At mid-day she rose, ate and drank mechanically, then contemplated the hours that must somehow be killed. There was sunlight in the sky, but to what purpose should she go out? She went to the window, and surveyed the portion of street that was visible. On the opposite pavement, at a little distance, a man was standing; it was Sidney Kirkwood. The sight of him roused her from apathy; her blood tingled, rushed into her cheeks and throbbed at her temples. So, for all she had said, he was daring to act the spy! He suspected her; he was lurking to surprise visitors, to watch her outgoing and coming in. Very well; at least he had provided her with occupation.
Five minutes later she saw that he had gone away. Thereupon — having in the meantime clad herself — she left the house and walked at a quick step towards a region Of North London with which she had no acquaintance. In an hour’s time she had found another lodging, which she took by the day only. Then back again to Islington. She told her landlady that a sudden necessity compelled her to leave; she would have a cab and remove her box at once. There was the hazard that Sidney might return just as she was leaving; she braved it, and in another ten minutes was out of reach. .

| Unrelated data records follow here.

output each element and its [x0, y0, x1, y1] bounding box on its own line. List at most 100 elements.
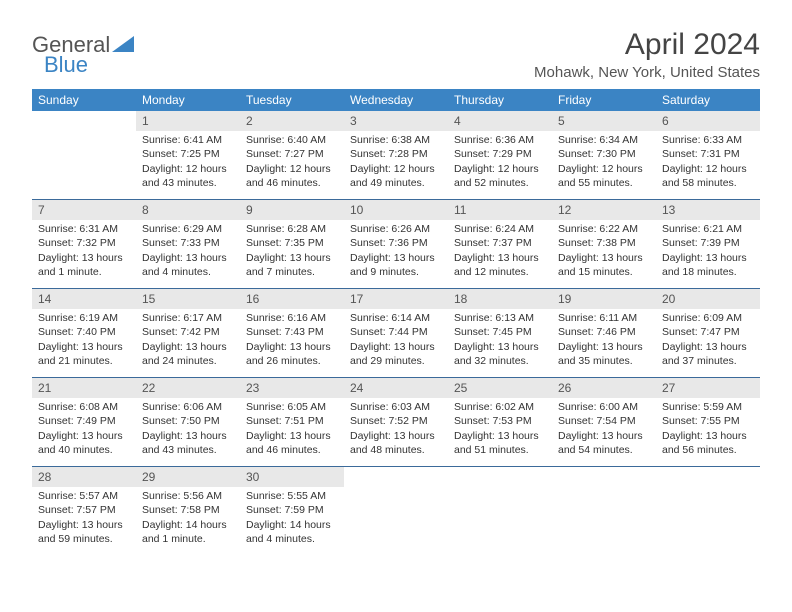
calendar-grid: Sunday Monday Tuesday Wednesday Thursday…	[32, 89, 760, 555]
day-cell: 22Sunrise: 6:06 AMSunset: 7:50 PMDayligh…	[136, 378, 240, 466]
day-cell: 23Sunrise: 6:05 AMSunset: 7:51 PMDayligh…	[240, 378, 344, 466]
daylight-text: Daylight: 13 hours and 15 minutes.	[558, 251, 650, 279]
sunset-text: Sunset: 7:59 PM	[246, 503, 338, 517]
sunset-text: Sunset: 7:28 PM	[350, 147, 442, 161]
sunset-text: Sunset: 7:29 PM	[454, 147, 546, 161]
day-number: 9	[240, 200, 344, 220]
day-info: Sunrise: 6:17 AMSunset: 7:42 PMDaylight:…	[136, 311, 240, 368]
sunset-text: Sunset: 7:46 PM	[558, 325, 650, 339]
sunrise-text: Sunrise: 6:21 AM	[662, 222, 754, 236]
sunrise-text: Sunrise: 6:11 AM	[558, 311, 650, 325]
day-info: Sunrise: 5:57 AMSunset: 7:57 PMDaylight:…	[32, 489, 136, 546]
day-cell: 29Sunrise: 5:56 AMSunset: 7:58 PMDayligh…	[136, 467, 240, 555]
dow-friday: Friday	[552, 89, 656, 111]
day-info: Sunrise: 6:11 AMSunset: 7:46 PMDaylight:…	[552, 311, 656, 368]
day-number: 7	[32, 200, 136, 220]
day-cell: 10Sunrise: 6:26 AMSunset: 7:36 PMDayligh…	[344, 200, 448, 288]
day-info: Sunrise: 6:16 AMSunset: 7:43 PMDaylight:…	[240, 311, 344, 368]
daylight-text: Daylight: 13 hours and 37 minutes.	[662, 340, 754, 368]
sunset-text: Sunset: 7:54 PM	[558, 414, 650, 428]
day-cell: 2Sunrise: 6:40 AMSunset: 7:27 PMDaylight…	[240, 111, 344, 199]
week-row: 14Sunrise: 6:19 AMSunset: 7:40 PMDayligh…	[32, 289, 760, 378]
week-row: 28Sunrise: 5:57 AMSunset: 7:57 PMDayligh…	[32, 467, 760, 555]
sunrise-text: Sunrise: 6:05 AM	[246, 400, 338, 414]
sunrise-text: Sunrise: 6:13 AM	[454, 311, 546, 325]
day-number: 29	[136, 467, 240, 487]
day-info: Sunrise: 6:40 AMSunset: 7:27 PMDaylight:…	[240, 133, 344, 190]
dow-saturday: Saturday	[656, 89, 760, 111]
day-cell: 1Sunrise: 6:41 AMSunset: 7:25 PMDaylight…	[136, 111, 240, 199]
day-of-week-header: Sunday Monday Tuesday Wednesday Thursday…	[32, 89, 760, 111]
day-number: 5	[552, 111, 656, 131]
sunset-text: Sunset: 7:53 PM	[454, 414, 546, 428]
daylight-text: Daylight: 12 hours and 52 minutes.	[454, 162, 546, 190]
daylight-text: Daylight: 13 hours and 1 minute.	[38, 251, 130, 279]
daylight-text: Daylight: 13 hours and 40 minutes.	[38, 429, 130, 457]
daylight-text: Daylight: 13 hours and 43 minutes.	[142, 429, 234, 457]
day-number: 19	[552, 289, 656, 309]
day-number: 6	[656, 111, 760, 131]
day-info: Sunrise: 6:21 AMSunset: 7:39 PMDaylight:…	[656, 222, 760, 279]
day-number: 3	[344, 111, 448, 131]
daylight-text: Daylight: 13 hours and 18 minutes.	[662, 251, 754, 279]
day-number: 1	[136, 111, 240, 131]
daylight-text: Daylight: 13 hours and 29 minutes.	[350, 340, 442, 368]
day-number: 2	[240, 111, 344, 131]
daylight-text: Daylight: 14 hours and 4 minutes.	[246, 518, 338, 546]
sunset-text: Sunset: 7:55 PM	[662, 414, 754, 428]
day-info: Sunrise: 6:13 AMSunset: 7:45 PMDaylight:…	[448, 311, 552, 368]
brand-triangle-icon	[112, 32, 134, 58]
sunset-text: Sunset: 7:52 PM	[350, 414, 442, 428]
day-cell: 21Sunrise: 6:08 AMSunset: 7:49 PMDayligh…	[32, 378, 136, 466]
day-cell-empty	[448, 467, 552, 555]
sunset-text: Sunset: 7:33 PM	[142, 236, 234, 250]
sunrise-text: Sunrise: 6:14 AM	[350, 311, 442, 325]
dow-monday: Monday	[136, 89, 240, 111]
sunrise-text: Sunrise: 6:36 AM	[454, 133, 546, 147]
day-cell: 20Sunrise: 6:09 AMSunset: 7:47 PMDayligh…	[656, 289, 760, 377]
calendar-page: General April 2024 Mohawk, New York, Uni…	[0, 0, 792, 575]
sunset-text: Sunset: 7:49 PM	[38, 414, 130, 428]
day-number: 8	[136, 200, 240, 220]
sunset-text: Sunset: 7:27 PM	[246, 147, 338, 161]
day-cell: 5Sunrise: 6:34 AMSunset: 7:30 PMDaylight…	[552, 111, 656, 199]
day-cell: 4Sunrise: 6:36 AMSunset: 7:29 PMDaylight…	[448, 111, 552, 199]
sunset-text: Sunset: 7:42 PM	[142, 325, 234, 339]
daylight-text: Daylight: 12 hours and 43 minutes.	[142, 162, 234, 190]
sunrise-text: Sunrise: 6:00 AM	[558, 400, 650, 414]
day-number: 16	[240, 289, 344, 309]
day-cell: 16Sunrise: 6:16 AMSunset: 7:43 PMDayligh…	[240, 289, 344, 377]
day-cell: 8Sunrise: 6:29 AMSunset: 7:33 PMDaylight…	[136, 200, 240, 288]
day-cell: 30Sunrise: 5:55 AMSunset: 7:59 PMDayligh…	[240, 467, 344, 555]
day-number: 24	[344, 378, 448, 398]
weeks-container: 1Sunrise: 6:41 AMSunset: 7:25 PMDaylight…	[32, 111, 760, 555]
sunrise-text: Sunrise: 6:22 AM	[558, 222, 650, 236]
day-number: 15	[136, 289, 240, 309]
daylight-text: Daylight: 13 hours and 59 minutes.	[38, 518, 130, 546]
day-number: 11	[448, 200, 552, 220]
day-info: Sunrise: 6:38 AMSunset: 7:28 PMDaylight:…	[344, 133, 448, 190]
sunrise-text: Sunrise: 6:26 AM	[350, 222, 442, 236]
day-cell: 25Sunrise: 6:02 AMSunset: 7:53 PMDayligh…	[448, 378, 552, 466]
day-info: Sunrise: 6:08 AMSunset: 7:49 PMDaylight:…	[32, 400, 136, 457]
sunset-text: Sunset: 7:35 PM	[246, 236, 338, 250]
sunrise-text: Sunrise: 6:31 AM	[38, 222, 130, 236]
sunrise-text: Sunrise: 6:34 AM	[558, 133, 650, 147]
day-cell: 12Sunrise: 6:22 AMSunset: 7:38 PMDayligh…	[552, 200, 656, 288]
sunrise-text: Sunrise: 6:08 AM	[38, 400, 130, 414]
day-info: Sunrise: 6:09 AMSunset: 7:47 PMDaylight:…	[656, 311, 760, 368]
dow-thursday: Thursday	[448, 89, 552, 111]
day-cell: 18Sunrise: 6:13 AMSunset: 7:45 PMDayligh…	[448, 289, 552, 377]
week-row: 7Sunrise: 6:31 AMSunset: 7:32 PMDaylight…	[32, 200, 760, 289]
sunrise-text: Sunrise: 6:06 AM	[142, 400, 234, 414]
sunset-text: Sunset: 7:25 PM	[142, 147, 234, 161]
week-row: 21Sunrise: 6:08 AMSunset: 7:49 PMDayligh…	[32, 378, 760, 467]
day-number: 26	[552, 378, 656, 398]
daylight-text: Daylight: 13 hours and 24 minutes.	[142, 340, 234, 368]
day-number: 20	[656, 289, 760, 309]
daylight-text: Daylight: 13 hours and 7 minutes.	[246, 251, 338, 279]
day-number: 23	[240, 378, 344, 398]
day-info: Sunrise: 6:00 AMSunset: 7:54 PMDaylight:…	[552, 400, 656, 457]
day-cell-empty	[344, 467, 448, 555]
day-info: Sunrise: 6:06 AMSunset: 7:50 PMDaylight:…	[136, 400, 240, 457]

Let his be the blame. She had warned him, and he chose to disregard her wish. Now she had cut the last bond that fretted her, and the hours rushed on like a storm-wind driving her whither they would.
Her mind was relieved from the stress of conflict; despair had given place to something that made her laugh at all the old scruples. So far from dreading the judgments that would follow her disappearance, she felt a pride in evil repute. Let them talk of her! If she dared everything, it would be well understood that she had not done so without a prospect worthy of herself. If she broke away from the obligations of a life that could never be other than poor and commonplace, those who knew her would estimate the compensation she had found. Sidney Kirkwood was aware of her ambitions; for his own sake he had hoped to keep her on the low level to which she was born; now let him recognise his folly! Some day she would present herself before him:—‘Very sorry that I could not oblige you, my dear sir, but you see that my lot was to be rather different from that you kindly planned for me.’ Let them gossip and envy!

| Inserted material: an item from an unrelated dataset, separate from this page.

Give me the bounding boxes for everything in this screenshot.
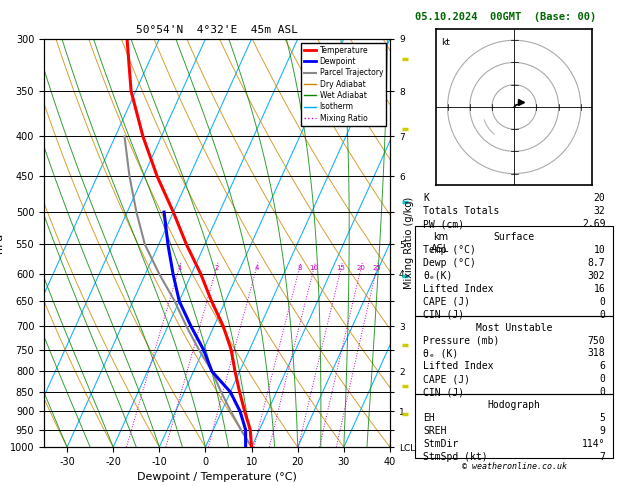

It was a strange night that followed. Between one and two o’clock the heavens began to be overflashed with summer lightning; there was no thunder, no rain. The blue gleams kept illuminating the room for more than an hour. Clara could not lie in bed. The activity of her brain became all but delirium; along her nerves, through all the courses of her blood, seemed to run fires which excited her with an indescribable mingling of delight and torment. She walked to and fro, often speaking aloud, throwing up her arms. She leaned from the open window and let the lightning play freely upon her face: she fancied it had the effect of restoring her wasted health. Whatever the cause, she felt stronger and more free from pain than for many months.
At dawn she slept. The striking of a church-clock woke her at nine, giving her just time to dress with care and set forth to keep her appointment.